Osons la paix !

, par  Marie-Christine Burricand , popularité : 3%

Pour ceux qui ressentiraient un petit coup de mou quand la pression monte pour nous contraindre à l’Union sacrée, je mets à disposition quelques textes fondamentaux écrits par des femmes et hommes qui ont traversé des épreuves parfois bien plus périlleuses.

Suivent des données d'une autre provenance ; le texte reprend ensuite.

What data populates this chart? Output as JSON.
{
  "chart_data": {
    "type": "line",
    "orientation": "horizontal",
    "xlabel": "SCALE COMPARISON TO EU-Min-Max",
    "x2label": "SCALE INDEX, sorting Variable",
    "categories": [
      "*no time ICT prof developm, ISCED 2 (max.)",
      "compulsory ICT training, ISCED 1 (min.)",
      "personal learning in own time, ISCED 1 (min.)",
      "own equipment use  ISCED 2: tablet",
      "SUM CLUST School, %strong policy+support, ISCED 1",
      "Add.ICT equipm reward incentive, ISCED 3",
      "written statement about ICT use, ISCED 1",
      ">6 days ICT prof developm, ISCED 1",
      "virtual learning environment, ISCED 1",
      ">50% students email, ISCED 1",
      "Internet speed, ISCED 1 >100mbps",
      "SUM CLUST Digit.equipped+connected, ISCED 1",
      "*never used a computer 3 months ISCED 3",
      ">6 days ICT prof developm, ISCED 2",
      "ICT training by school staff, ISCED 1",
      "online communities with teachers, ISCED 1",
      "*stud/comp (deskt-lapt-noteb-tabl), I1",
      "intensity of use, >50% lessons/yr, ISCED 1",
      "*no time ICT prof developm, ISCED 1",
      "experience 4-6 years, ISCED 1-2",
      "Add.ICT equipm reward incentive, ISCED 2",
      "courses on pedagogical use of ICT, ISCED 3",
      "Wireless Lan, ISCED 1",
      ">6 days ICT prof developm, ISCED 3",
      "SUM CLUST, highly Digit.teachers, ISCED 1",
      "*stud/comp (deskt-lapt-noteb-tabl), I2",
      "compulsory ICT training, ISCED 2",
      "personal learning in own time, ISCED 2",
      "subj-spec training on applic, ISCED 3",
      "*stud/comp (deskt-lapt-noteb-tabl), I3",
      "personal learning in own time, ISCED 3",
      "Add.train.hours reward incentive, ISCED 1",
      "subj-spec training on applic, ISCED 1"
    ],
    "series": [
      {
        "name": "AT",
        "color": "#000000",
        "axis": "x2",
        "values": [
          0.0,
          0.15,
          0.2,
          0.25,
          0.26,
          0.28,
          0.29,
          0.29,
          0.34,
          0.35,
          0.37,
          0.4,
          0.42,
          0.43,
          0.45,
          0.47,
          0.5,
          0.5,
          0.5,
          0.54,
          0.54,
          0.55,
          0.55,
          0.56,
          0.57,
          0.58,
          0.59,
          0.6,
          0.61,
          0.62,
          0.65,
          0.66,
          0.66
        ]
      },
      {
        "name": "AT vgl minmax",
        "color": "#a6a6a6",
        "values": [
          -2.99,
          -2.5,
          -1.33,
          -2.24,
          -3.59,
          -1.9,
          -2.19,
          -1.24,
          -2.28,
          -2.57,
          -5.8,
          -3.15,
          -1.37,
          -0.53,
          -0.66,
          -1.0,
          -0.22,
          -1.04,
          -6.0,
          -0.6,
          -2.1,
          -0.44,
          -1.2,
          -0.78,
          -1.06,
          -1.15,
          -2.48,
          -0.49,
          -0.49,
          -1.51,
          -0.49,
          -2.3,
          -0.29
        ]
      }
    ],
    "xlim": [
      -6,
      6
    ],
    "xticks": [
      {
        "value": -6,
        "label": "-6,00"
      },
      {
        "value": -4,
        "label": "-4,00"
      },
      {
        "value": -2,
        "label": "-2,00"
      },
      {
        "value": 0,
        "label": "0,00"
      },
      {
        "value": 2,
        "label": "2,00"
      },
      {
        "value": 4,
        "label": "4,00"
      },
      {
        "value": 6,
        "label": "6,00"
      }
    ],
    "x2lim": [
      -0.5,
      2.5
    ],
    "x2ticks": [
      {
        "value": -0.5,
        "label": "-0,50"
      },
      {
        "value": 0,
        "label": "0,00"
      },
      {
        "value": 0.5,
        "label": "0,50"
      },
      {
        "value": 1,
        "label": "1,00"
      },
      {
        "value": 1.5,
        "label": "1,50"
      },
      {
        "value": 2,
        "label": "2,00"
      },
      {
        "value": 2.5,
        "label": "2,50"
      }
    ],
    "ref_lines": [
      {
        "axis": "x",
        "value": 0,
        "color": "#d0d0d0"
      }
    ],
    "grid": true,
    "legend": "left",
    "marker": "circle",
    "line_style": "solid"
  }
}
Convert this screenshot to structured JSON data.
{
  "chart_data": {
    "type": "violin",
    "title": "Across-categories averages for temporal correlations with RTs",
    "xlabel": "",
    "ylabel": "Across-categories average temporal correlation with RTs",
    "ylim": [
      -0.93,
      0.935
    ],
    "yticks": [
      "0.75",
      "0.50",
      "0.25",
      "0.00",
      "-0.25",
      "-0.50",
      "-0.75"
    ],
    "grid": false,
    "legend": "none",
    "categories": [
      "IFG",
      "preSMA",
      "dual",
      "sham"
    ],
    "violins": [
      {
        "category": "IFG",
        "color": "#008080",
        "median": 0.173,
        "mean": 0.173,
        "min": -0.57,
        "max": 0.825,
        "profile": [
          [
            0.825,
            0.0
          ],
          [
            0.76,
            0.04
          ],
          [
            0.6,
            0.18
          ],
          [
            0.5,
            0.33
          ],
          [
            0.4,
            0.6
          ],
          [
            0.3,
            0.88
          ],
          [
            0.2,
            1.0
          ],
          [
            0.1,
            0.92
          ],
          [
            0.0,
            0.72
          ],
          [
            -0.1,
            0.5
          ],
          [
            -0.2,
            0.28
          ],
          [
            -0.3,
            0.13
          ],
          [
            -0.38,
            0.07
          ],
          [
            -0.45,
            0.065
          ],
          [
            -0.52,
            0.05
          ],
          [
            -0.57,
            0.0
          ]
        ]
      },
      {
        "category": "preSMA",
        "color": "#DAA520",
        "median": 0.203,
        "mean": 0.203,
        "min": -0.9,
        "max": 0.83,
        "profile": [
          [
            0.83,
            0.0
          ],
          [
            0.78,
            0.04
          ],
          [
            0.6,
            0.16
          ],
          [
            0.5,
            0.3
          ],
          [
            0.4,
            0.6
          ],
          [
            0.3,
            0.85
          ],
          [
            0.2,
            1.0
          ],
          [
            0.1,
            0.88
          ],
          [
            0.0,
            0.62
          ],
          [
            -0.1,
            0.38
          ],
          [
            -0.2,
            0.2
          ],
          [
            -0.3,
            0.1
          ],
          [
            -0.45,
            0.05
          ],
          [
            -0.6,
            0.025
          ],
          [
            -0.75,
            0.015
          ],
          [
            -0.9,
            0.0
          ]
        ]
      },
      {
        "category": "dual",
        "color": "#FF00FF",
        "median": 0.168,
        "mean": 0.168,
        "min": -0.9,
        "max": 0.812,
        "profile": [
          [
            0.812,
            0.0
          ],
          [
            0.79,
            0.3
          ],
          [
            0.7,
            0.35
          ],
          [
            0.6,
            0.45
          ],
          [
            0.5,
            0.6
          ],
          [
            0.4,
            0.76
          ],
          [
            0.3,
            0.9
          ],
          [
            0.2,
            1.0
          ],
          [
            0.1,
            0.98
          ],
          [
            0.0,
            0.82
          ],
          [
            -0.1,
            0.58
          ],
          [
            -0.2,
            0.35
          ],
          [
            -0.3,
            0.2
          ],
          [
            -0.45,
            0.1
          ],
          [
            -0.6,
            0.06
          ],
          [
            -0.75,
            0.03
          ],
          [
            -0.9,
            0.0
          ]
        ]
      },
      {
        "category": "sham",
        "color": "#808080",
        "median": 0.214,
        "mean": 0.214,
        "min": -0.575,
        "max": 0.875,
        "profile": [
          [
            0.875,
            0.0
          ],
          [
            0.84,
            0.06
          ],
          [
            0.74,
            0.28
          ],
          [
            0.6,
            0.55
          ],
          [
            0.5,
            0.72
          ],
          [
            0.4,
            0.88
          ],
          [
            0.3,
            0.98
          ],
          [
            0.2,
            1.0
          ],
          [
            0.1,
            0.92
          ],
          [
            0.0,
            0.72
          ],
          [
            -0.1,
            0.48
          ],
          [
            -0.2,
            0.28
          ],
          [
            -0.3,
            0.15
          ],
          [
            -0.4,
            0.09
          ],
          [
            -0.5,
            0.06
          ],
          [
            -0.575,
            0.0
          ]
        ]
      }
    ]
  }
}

Commençons par Jean Jaurés dans son dernier discours du 25 juillet 1914 à vaise (Lyon) Extraits
« Citoyens,
Je veux vous dire ce soir que jamais nous n’avons été, que jamais depuis quarante ans l’Europe n’a été dans une situation plus menaçante et plus tragique que celle où nous sommes à l’heure où j’ai la responsabilité de vous adresser la parole.
...Ah ! citoyens, je ne veux pas forcer les couleurs sombres du tableau, je ne veux pas dire que la rupture diplomatique dont nous avons eu la nouvelle il y a une demi-heure, entre l’Autriche et la Serbie, signifie nécessairement qu’une guerre entre l’Autriche et la Serbie va éclater et je ne dis pas que si la guerre éclate entre la Serbie et l’Autriche le conflit s’étendra nécessairement au reste de l’Europe, mais je dis que nous avons contre nous, contre la paix, contre la vie des hommes à l’heure actuelle, des chances terribles et contre lesquelles il faudra que les prolétaires de l’Europe tentent les efforts de solidarité suprême qu’ils pourront tenter.
Dans une heure aussi grave, aussi pleine de périls pour nous tous, pour toutes les patries, je ne veux pas m’attarder à chercher longuement les responsabilités. Nous avons les nôtres, Moutet l’a dit et j’atteste devant l’Histoire que nous les avions prévues, que nous les avions annoncées ; lorsque nous avons dit que pénétrer par la force, par les armes au Maroc, c’était ouvrir l’ère des ambitions, des convoitises et des conflits, on nous a dénoncés comme de mauvais Français et c’est nous qui avions le souci de la France.
...Quoi qu’il en soit, citoyens, et je dis ces choses avec une sorte de désespoir, il n’y a plus, au moment où nous sommes menacés de meurtre et, de sauvagerie, qu’une chance pour le maintien de la paix et le salut de la civilisation, c’est que le prolétariat rassemble toutes ses forces qui comptent un grand nombre de frères, Français, Anglais, Allemands, Italiens, Russes et que nous demandions à ces milliers d’hommes de s’unir pour que le battement unanime de leurs cœurs écarte l’horrible cauchemar. »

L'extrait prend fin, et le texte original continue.